What is Amazon Redshift?
Amazon Redshift is a fast, scalable data warehouse that makes it simple and cost-effective to analyze all your data across your data warehouse and data lake.
Amazon Redshift is a fully managed cloud-based data warehouse product designed for large-scale data set storage and analysis. It is also used to perform large-scale database migrations.
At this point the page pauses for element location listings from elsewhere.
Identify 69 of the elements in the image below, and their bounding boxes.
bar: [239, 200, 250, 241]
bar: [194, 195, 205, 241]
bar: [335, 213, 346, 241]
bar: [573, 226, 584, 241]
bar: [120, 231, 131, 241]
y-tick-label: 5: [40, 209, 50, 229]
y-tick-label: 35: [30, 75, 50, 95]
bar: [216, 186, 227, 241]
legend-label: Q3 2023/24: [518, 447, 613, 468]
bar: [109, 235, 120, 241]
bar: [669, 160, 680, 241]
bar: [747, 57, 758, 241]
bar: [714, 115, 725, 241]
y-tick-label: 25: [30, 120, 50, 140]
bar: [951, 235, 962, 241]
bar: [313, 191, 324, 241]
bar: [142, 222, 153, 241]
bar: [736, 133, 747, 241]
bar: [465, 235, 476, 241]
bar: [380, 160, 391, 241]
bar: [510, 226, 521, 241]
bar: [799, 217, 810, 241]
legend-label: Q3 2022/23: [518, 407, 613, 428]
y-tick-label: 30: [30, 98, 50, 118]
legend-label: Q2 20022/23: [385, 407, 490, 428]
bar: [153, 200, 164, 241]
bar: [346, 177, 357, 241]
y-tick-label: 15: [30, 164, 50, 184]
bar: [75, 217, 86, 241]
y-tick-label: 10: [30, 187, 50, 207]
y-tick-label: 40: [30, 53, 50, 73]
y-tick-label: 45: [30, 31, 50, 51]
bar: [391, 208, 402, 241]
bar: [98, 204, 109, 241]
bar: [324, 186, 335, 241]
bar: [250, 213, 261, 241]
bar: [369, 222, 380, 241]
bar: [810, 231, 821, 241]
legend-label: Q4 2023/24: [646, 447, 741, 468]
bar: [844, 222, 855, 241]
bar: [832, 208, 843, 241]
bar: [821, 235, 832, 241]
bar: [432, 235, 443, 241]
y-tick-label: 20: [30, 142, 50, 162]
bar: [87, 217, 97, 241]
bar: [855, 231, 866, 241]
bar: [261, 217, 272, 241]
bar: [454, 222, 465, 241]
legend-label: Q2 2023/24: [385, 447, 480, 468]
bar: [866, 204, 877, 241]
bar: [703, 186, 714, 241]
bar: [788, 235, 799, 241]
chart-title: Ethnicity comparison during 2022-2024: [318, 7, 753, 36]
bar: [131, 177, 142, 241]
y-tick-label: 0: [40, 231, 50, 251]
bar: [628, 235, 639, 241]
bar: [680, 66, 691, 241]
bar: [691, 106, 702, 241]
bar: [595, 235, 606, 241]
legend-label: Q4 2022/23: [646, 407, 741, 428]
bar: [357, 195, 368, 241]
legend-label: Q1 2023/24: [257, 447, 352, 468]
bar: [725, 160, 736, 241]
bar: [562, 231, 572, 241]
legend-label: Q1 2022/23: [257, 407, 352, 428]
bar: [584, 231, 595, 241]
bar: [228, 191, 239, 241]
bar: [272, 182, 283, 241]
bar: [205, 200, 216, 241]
Redshift’s column-oriented database is designed to connect to SQL-based clients and business intelligence tools, making data available to users in real time. Based on PostgreSQL 8, Redshift delivers fast performance and efficient querying that help teams make sound business analyses and decisions.
Amazon reference
What is a Redshift Cluster?
An Amazon Redshift data warehouse is a collection of computing resources called nodes, which are organized into a group called a cluster. Each cluster runs an Amazon Redshift engine and contains one or more databases.
Benefits
- Deepest integration with your data lake and AWS services
- Best performance
- Most scalable
- Best Value
- Easy to manage
- Most secure and compliant
Read a more detailed reference here.
Getting Started
- Log in to the AWS Console
- Enter Username and Password
- Go to services and then go to Analytics
- Search Amazon Redshift
- Ready to enter in Redshift Dashboard.
On the right side, you will see the option to create a Cluster.
On the left side, you can see other dashboard options like Dashboard, Clusters, Queries, etc.
In this article, I am not going too in-depth, I'll only explain how it's easy to get started with Amazon Redshift in the following steps.
- How to create a cluster
- Create schema and tables,
- How to load data and integrate ETL
- Run Queries and Integrate BI Tools
- How to monitor and tune queries.
Click on the Create cluster button and provide all configuration details like Cluster identifier, I am using a Free trial.
Provide database configurations like a database name, port, username, and password.
You must wait until the cluster is created, then you can see the update in the CLUSTERS icon.
Once the cluster status is Available, go to the Editor tab and connect to the created cluster. Enter a database name, username, and password, then click Connect.
The query editor looks like this.
Now I have a CSV file copied in my S3 bucket, I am going to create a table and load data in the table from the S3 bucket. My database looks like this.
Let us run 2 commands in the editor, one to create a new table and another to copy data from the s3 bucket to the redshift table. Run both queries manually one by one.
Queries
Create Table
CREATE TABLE orders (
OrderDate datetime NULL,
Region nvarchar(255) NULL,
Rep nvarchar(255) NULL,
Item nvarchar(255) NULL,
Units float NULL,
Total float NULL
);
Copy data from S3
COPY orders (OrderDate, Region, Rep, Item, Units, Total)
FROM 's3://rajsamplebucket/SalesOrders.csv'
IAM_ROLE '<Role-ARN>'
CSV
IGNOREHEADER 1;
Note. Make sure the given role has an AmazonS3FullAccess policy attached.
Let's check if our table has data or not.
Write the command in the editor.
SELECT *
FROM public.orders
LIMIT 10;
You can visualize data using the Visualize button.
Line Chart
Bar Chart
Conclusion
In this article, we learned how to get started with Amazon Redshift and how to create clusters along with schema, tables, and how to load data from S3 to Redshift table.